The current problems we're having are DS covering up adjacent text with their input box. You can specify a starting width, which helps sometimes. But they have a minimum font size of 9pt and minimum input box height of 22px and we often need to go smaller.
Why is this important to us? We're filling in official state forms and we cannot change them in any noticeable way to give their input box more room. Some states have crammed everything together and we have to work around their poor design as best we can.
That DS provides traceability, viewing history, and cryptographic signatures is nice for us, and may help one day in case of a lawsuit. It's not a must-have for us, but likely was important for them given they originated in the real-estate document area (lots of disputes there, I'm guessing)
What could help us is making the input box translucent, or hiding it until the user navigates to it (perhaps leave a small marker so they know they have to provide a value there).
So far as the templating, we've got that solved with Fluent (née Autotag). Most of their competitors are doing simple word replacement (mail-merge) but they allow us to add logic like if-else and select-case to our templates. You should look into doing that too.

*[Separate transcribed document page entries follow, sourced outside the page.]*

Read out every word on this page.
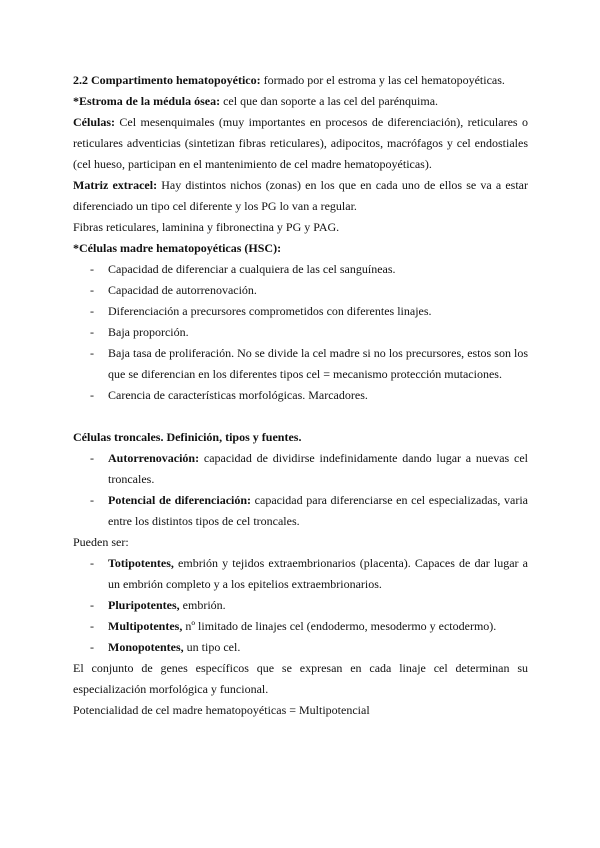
2.2 Compartimento hematopoyético: formado por el estroma y las cel hematopoyéticas.

*Estroma de la médula ósea: cel que dan soporte a las cel del parénquima.

Células: Cel mesenquimales (muy importantes en procesos de diferenciación), reticulares o reticulares adventicias (sintetizan fibras reticulares), adipocitos, macrófagos y cel endostiales (cel hueso, participan en el mantenimiento de cel madre hematopoyéticas).

Matriz extracel: Hay distintos nichos (zonas) en los que en cada uno de ellos se va a estar diferenciado un tipo cel diferente y los PG lo van a regular.

Fibras reticulares, laminina y fibronectina y PG y PAG.

*Células madre hematopoyéticas (HSC):

- Capacidad de diferenciar a cualquiera de las cel sanguíneas.
- Capacidad de autorrenovación.
- Diferenciación a precursores comprometidos con diferentes linajes.
- Baja proporción.
- Baja tasa de proliferación. No se divide la cel madre si no los precursores, estos son los que se diferencian en los diferentes tipos cel = mecanismo protección mutaciones.
- Carencia de características morfológicas. Marcadores.

Células troncales. Definición, tipos y fuentes.

- Autorrenovación: capacidad de dividirse indefinidamente dando lugar a nuevas cel troncales.
- Potencial de diferenciación: capacidad para diferenciarse en cel especializadas, varia entre los distintos tipos de cel troncales.

Pueden ser:

- Totipotentes, embrión y tejidos extraembrionarios (placenta). Capaces de dar lugar a un embrión completo y a los epitelios extraembrionarios.
- Pluripotentes, embrión.
- Multipotentes, nº limitado de linajes cel (endodermo, mesodermo y ectodermo).
- Monopotentes, un tipo cel.

El conjunto de genes específicos que se expresan en cada linaje cel determinan su especialización morfológica y funcional.

Potencialidad de cel madre hematopoyéticas = Multipotencial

Sounds interesting! Those tools preserve the original document's style — do the documents you sign follow a specific legal format or design that needs to be maintained?
Yes - we make every effort to get them as close as humanly possible - spending lots of hours matching fonts, images/watermarks, layout and even spelling & grammar errors. We don't want someone at the state office to reject a submitted form because it doesn't "look right". At our volume, that would be bad.